Petrol bombs, police on horseback, angry crowds … no, not the scene of another raucous Amy Winehouse concert, instead these were all in evidence in March this year, when between 250,000 and 500,000 people descended on London for an action against the government’s agenda of cutting public services.
Clashes between police and protesters led to extensive damage to commercial property in Oxford Street and the surrounding areas, with high-profile targets such as Topshop and Fortnum & Mason coming in for particular anarchist attention.
As the ‘Age of Austerity’ continues to exert an influence on the UK, demonstrations seem set to remain an occupational hazard of maintaining a commercial property in a busy area such as the West End. Some shops choose to close early, some beef up their security, and some opt to do their bit for the carpentry sector and have their windows boarded up.
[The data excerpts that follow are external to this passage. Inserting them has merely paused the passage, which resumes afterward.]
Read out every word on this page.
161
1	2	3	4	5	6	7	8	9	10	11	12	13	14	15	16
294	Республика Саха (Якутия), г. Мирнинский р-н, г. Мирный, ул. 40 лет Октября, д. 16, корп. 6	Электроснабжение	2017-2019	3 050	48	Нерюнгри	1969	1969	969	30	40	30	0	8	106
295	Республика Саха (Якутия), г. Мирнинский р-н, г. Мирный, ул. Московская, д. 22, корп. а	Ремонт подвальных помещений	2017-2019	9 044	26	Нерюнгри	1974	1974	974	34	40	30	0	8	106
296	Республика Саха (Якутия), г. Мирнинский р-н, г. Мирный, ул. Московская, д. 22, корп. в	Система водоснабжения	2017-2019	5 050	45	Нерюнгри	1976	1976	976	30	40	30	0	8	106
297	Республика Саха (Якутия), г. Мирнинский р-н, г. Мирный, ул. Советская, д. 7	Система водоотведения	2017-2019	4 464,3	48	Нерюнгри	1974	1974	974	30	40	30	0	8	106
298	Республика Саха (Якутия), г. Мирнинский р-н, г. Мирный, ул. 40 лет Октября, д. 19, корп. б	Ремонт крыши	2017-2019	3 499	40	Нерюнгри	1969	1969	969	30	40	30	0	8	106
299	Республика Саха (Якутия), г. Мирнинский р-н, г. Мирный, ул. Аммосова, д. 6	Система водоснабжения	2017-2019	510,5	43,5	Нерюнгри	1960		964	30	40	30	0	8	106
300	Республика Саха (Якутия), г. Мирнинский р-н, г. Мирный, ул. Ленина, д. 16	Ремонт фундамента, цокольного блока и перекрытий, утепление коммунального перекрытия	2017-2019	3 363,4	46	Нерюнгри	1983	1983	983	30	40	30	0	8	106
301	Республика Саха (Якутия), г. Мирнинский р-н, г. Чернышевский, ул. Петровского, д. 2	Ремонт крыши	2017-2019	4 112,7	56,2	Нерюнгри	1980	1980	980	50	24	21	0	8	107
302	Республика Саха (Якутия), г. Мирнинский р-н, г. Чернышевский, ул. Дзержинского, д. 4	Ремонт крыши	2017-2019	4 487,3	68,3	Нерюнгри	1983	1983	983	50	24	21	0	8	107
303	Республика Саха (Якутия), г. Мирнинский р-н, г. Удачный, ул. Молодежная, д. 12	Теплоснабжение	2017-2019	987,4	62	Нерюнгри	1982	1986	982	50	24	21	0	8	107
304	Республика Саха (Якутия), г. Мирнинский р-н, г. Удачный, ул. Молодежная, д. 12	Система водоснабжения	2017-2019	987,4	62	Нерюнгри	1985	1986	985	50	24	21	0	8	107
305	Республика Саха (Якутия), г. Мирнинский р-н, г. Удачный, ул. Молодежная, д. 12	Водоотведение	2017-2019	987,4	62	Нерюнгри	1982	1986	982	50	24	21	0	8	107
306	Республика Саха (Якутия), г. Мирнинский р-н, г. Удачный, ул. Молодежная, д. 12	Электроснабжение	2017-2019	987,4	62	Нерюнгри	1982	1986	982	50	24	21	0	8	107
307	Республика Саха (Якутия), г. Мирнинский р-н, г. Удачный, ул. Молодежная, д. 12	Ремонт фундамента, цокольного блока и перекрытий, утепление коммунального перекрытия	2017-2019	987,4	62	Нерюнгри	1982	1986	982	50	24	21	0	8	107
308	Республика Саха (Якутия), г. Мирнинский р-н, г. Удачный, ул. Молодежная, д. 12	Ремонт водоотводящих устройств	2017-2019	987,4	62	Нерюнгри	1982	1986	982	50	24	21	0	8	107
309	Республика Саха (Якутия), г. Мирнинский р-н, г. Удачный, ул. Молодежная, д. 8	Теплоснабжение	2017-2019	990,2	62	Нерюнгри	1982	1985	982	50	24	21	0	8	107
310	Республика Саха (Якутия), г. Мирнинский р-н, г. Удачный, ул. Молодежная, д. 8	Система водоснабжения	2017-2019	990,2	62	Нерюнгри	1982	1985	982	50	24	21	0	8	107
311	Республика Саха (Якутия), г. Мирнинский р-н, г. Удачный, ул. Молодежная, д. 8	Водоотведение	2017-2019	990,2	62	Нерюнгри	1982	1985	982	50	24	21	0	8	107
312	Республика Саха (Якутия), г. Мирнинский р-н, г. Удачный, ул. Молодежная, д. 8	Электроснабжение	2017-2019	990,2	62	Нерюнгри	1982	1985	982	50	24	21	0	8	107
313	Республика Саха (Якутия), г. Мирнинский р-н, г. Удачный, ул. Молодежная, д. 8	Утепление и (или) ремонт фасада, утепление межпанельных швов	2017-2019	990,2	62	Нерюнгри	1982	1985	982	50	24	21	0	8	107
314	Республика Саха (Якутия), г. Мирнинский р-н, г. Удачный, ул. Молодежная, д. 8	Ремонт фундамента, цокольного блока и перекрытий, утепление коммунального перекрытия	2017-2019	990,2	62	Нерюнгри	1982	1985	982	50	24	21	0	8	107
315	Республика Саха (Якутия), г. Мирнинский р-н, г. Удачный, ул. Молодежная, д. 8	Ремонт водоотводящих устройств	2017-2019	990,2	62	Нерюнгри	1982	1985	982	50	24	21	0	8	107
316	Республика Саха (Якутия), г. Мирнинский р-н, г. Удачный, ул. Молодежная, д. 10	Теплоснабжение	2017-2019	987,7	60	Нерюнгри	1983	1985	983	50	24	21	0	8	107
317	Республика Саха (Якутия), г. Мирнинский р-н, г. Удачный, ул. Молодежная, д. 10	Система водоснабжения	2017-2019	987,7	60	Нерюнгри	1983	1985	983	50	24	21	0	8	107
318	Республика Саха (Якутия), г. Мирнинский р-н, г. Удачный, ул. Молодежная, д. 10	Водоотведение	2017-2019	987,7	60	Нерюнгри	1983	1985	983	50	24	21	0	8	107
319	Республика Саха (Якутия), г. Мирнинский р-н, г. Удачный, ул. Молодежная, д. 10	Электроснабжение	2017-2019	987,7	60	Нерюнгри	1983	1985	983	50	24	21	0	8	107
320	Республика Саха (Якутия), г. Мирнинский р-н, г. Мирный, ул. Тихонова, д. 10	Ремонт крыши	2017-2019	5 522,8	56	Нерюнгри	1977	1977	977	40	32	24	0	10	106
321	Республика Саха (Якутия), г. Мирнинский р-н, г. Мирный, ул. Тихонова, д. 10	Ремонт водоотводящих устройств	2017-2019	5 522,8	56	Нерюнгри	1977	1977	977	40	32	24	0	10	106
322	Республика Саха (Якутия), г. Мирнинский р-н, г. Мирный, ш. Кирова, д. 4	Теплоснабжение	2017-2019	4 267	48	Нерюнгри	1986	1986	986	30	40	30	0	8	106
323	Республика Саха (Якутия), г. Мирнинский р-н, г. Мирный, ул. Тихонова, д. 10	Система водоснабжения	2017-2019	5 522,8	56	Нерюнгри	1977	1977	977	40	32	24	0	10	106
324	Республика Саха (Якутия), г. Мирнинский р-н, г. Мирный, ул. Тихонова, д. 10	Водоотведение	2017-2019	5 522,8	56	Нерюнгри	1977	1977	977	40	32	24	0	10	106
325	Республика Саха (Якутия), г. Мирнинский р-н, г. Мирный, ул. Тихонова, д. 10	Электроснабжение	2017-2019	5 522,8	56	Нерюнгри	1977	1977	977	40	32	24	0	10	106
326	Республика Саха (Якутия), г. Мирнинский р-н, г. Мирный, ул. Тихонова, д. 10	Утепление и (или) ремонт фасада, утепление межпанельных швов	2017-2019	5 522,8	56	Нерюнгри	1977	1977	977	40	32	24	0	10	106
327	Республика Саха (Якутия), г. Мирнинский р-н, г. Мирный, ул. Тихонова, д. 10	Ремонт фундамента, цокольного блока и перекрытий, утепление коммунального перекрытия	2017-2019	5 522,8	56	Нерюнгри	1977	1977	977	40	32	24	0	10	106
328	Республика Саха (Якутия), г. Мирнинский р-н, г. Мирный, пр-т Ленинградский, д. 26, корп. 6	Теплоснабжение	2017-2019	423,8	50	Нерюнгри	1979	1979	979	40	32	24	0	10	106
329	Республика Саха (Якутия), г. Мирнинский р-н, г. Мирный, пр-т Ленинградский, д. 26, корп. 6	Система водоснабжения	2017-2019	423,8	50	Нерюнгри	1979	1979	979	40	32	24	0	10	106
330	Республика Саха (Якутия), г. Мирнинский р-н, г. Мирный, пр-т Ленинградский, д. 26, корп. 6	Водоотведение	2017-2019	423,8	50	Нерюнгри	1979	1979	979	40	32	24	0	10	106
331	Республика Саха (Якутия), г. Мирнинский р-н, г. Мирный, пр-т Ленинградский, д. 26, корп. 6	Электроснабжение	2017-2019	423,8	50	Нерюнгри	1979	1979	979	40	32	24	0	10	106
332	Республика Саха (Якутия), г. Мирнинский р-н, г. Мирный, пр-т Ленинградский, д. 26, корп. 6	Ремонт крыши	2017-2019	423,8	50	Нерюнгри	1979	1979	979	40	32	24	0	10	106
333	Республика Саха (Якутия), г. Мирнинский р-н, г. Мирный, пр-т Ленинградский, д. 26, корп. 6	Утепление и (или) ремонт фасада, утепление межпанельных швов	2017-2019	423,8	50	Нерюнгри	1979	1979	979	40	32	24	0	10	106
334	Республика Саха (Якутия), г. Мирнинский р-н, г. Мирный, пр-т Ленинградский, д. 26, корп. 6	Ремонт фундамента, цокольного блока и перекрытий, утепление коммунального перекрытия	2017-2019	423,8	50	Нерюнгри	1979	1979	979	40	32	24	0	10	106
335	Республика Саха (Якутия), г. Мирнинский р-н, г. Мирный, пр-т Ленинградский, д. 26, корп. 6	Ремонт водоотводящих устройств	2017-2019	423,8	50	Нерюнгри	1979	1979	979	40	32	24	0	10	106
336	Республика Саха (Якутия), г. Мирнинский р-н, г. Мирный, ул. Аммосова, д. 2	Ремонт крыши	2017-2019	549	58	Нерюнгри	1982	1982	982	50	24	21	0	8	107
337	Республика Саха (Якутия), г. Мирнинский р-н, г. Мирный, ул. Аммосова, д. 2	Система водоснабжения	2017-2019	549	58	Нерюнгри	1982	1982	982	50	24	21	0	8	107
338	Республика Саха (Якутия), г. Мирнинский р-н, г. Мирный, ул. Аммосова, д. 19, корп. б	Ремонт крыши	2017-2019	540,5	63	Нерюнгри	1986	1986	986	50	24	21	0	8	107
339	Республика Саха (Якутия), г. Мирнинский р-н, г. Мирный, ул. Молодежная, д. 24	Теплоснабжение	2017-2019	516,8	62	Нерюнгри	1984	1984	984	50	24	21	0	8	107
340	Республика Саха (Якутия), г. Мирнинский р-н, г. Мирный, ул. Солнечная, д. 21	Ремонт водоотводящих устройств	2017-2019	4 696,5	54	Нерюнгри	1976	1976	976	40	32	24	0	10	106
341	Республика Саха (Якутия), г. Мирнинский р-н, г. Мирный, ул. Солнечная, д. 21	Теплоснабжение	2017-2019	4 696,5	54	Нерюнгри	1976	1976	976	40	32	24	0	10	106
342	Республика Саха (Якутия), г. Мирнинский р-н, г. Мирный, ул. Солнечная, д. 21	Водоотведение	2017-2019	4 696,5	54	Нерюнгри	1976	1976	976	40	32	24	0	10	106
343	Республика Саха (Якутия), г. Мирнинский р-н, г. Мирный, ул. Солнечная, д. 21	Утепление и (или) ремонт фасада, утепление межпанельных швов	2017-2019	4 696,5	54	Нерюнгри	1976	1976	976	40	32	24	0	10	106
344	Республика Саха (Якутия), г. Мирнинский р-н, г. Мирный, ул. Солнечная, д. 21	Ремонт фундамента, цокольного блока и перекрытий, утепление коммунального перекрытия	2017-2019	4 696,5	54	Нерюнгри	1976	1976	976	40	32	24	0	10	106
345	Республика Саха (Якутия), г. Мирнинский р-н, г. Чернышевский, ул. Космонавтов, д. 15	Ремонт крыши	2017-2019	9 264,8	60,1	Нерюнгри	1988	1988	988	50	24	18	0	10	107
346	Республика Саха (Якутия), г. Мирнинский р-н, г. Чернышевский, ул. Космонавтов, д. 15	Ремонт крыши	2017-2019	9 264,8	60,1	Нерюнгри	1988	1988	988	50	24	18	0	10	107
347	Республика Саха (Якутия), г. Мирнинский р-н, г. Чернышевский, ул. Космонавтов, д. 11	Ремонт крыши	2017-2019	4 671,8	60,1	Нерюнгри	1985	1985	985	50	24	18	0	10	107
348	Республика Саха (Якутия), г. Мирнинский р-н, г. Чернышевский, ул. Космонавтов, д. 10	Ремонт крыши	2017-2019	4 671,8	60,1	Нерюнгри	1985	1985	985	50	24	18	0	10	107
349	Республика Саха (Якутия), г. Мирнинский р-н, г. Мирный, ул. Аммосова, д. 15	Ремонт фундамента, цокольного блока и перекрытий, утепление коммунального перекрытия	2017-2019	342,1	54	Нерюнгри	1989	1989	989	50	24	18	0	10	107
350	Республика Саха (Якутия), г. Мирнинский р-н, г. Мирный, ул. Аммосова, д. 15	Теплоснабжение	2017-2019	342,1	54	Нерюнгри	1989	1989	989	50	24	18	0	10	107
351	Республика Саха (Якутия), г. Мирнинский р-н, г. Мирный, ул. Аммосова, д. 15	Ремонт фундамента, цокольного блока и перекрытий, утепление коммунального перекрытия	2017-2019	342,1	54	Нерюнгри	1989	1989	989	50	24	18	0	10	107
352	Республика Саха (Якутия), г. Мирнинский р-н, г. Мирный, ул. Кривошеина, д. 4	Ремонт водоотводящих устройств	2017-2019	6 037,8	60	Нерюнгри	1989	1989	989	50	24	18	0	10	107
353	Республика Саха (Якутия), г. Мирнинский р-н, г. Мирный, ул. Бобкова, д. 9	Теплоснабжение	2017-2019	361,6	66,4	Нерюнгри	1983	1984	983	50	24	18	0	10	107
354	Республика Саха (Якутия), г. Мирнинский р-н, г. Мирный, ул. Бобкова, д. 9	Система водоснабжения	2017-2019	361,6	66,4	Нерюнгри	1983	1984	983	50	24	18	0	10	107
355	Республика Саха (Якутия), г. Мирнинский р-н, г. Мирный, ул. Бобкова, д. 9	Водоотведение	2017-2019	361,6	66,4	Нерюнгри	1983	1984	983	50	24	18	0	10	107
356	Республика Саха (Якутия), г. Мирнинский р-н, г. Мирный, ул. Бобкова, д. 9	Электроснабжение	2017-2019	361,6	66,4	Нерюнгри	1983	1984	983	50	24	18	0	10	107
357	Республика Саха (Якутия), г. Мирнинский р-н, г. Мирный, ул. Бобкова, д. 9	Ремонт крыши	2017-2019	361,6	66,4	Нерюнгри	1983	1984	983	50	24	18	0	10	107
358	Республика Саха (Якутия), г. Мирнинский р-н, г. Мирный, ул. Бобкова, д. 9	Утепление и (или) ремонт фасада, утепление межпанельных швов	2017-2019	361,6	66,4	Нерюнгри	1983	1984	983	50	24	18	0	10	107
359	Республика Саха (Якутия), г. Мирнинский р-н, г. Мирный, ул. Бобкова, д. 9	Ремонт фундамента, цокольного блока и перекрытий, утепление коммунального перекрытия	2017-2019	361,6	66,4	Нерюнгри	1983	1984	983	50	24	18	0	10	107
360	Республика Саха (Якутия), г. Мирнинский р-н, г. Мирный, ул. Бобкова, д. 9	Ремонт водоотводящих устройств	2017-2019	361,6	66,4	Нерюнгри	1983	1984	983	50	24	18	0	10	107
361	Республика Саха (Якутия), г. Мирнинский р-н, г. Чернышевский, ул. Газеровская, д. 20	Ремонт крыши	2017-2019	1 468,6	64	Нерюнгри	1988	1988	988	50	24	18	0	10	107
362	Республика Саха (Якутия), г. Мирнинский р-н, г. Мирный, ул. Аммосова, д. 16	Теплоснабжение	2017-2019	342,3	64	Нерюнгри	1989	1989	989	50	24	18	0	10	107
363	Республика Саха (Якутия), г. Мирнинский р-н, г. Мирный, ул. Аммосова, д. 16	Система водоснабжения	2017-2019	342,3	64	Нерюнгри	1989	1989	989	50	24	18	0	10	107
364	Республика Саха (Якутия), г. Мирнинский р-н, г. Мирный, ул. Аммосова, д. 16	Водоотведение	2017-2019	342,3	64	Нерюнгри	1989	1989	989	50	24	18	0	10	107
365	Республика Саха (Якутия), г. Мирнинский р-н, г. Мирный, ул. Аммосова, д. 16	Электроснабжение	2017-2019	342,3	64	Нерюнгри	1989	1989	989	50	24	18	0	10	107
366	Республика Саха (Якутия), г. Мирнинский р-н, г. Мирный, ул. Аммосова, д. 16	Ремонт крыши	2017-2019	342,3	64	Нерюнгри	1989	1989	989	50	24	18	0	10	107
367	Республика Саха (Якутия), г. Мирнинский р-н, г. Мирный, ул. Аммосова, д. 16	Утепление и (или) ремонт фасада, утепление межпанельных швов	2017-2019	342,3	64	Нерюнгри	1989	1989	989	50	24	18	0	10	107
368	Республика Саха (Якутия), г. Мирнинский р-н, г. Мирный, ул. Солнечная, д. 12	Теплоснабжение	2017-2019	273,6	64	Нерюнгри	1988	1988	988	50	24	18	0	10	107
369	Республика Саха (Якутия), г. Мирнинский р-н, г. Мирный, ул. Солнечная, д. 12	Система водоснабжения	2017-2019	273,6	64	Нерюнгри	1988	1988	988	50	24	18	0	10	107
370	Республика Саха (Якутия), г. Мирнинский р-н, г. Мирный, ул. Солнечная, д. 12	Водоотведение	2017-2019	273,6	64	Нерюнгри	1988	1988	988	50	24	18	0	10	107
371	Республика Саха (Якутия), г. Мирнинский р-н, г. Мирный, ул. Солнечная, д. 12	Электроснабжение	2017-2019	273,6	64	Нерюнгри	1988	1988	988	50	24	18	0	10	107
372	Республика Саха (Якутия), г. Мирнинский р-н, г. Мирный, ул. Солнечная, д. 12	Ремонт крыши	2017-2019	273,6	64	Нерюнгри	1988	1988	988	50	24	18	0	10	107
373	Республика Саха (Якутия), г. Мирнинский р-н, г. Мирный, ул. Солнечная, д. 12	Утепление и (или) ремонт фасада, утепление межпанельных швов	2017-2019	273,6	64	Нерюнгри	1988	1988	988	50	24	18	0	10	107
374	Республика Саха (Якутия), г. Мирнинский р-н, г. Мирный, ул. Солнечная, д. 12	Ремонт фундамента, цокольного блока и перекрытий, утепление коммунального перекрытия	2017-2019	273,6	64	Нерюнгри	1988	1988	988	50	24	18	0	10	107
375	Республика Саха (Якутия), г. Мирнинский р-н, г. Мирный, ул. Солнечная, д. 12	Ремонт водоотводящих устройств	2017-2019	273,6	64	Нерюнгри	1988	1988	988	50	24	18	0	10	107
What would happen if the scenes witnessed in London were to be taken into areas of highly concentrated commercial property? Labour MP Tom Watson has proposed an amendment to the Protection of Freedoms Bill, allowing ‘quasi-public land’ such as shopping centres to be opened up as legitimate venues for protests.
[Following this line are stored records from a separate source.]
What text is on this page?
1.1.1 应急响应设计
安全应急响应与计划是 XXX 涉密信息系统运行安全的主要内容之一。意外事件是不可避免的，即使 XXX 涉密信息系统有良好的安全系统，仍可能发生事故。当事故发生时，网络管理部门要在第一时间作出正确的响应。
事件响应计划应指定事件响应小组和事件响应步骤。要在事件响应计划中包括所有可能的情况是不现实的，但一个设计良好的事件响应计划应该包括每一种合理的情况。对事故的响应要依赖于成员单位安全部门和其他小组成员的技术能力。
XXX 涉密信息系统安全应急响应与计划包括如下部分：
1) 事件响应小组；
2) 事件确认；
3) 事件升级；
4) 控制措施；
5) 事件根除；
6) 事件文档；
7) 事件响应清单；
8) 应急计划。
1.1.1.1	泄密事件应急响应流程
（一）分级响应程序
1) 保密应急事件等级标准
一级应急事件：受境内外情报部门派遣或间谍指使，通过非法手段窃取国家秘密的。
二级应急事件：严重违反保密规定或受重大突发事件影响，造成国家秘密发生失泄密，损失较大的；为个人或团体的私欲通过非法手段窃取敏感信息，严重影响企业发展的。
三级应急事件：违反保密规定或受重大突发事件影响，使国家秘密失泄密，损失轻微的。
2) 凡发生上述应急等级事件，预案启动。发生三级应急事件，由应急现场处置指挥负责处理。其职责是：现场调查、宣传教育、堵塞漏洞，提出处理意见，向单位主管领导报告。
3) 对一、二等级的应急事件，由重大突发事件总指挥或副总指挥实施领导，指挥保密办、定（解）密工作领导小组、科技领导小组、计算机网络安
The commercial property industry is, unsurprisingly, not amused. The British Property Federation argues that ‘shoppers should be left alone when they come to relax in privately owned shopping centres’; the British Retail Consortium says that ‘allowing such events to take place in shopping centres would be wholly inappropriate’; and the British Council of Shopping Centres deems it as ‘not necessary or appropriate to extend such rights to quasi-public space’.
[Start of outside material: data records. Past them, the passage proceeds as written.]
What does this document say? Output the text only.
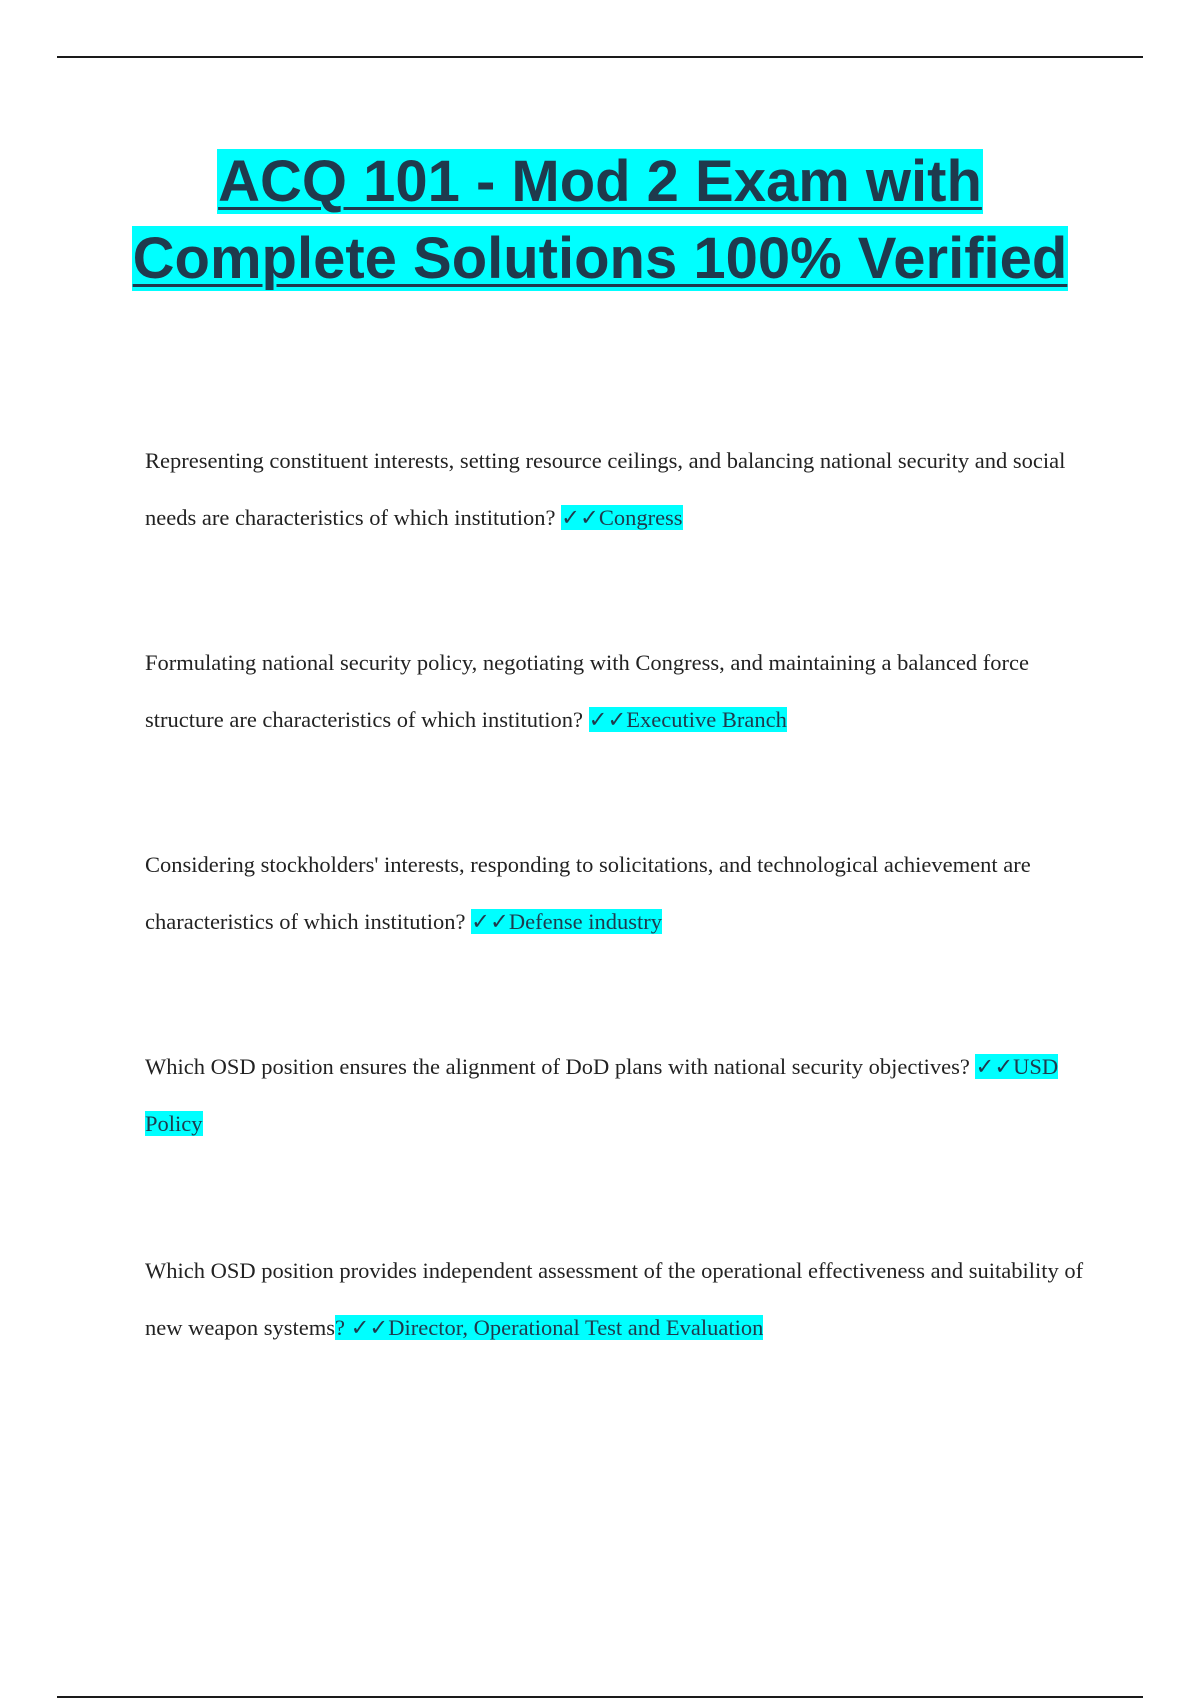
ACQ 101 - Mod 2 Exam with
Complete Solutions 100% Verified

Representing constituent interests, setting resource ceilings, and balancing national security and social needs are characteristics of which institution? ✓✓Congress

Formulating national security policy, negotiating with Congress, and maintaining a balanced force structure are characteristics of which institution? ✓✓Executive Branch

Considering stockholders' interests, responding to solicitations, and technological achievement are characteristics of which institution? ✓✓Defense industry

Which OSD position ensures the alignment of DoD plans with national security objectives? ✓✓USD Policy

Which OSD position provides independent assessment of the operational effectiveness and suitability of new weapon systems? ✓✓Director, Operational Test and Evaluation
The MP has been behind several high-profile political moves in the past. These include campaigning to have convicted sex offender Gary Glitter’s music banned, resigning in an attempt to oust the then Prime Minister Tony Blair and launching a verbal attack on Rupert Murdoch’s News Corporation. The media coverage these moves generated is easy to quantify, but the difference they made is less obvious.
Something for the commercial property industry to bear in mind is that this is a problem that is not going away anytime soon, so it’s good to have a friendly local carpenter on speed-dial!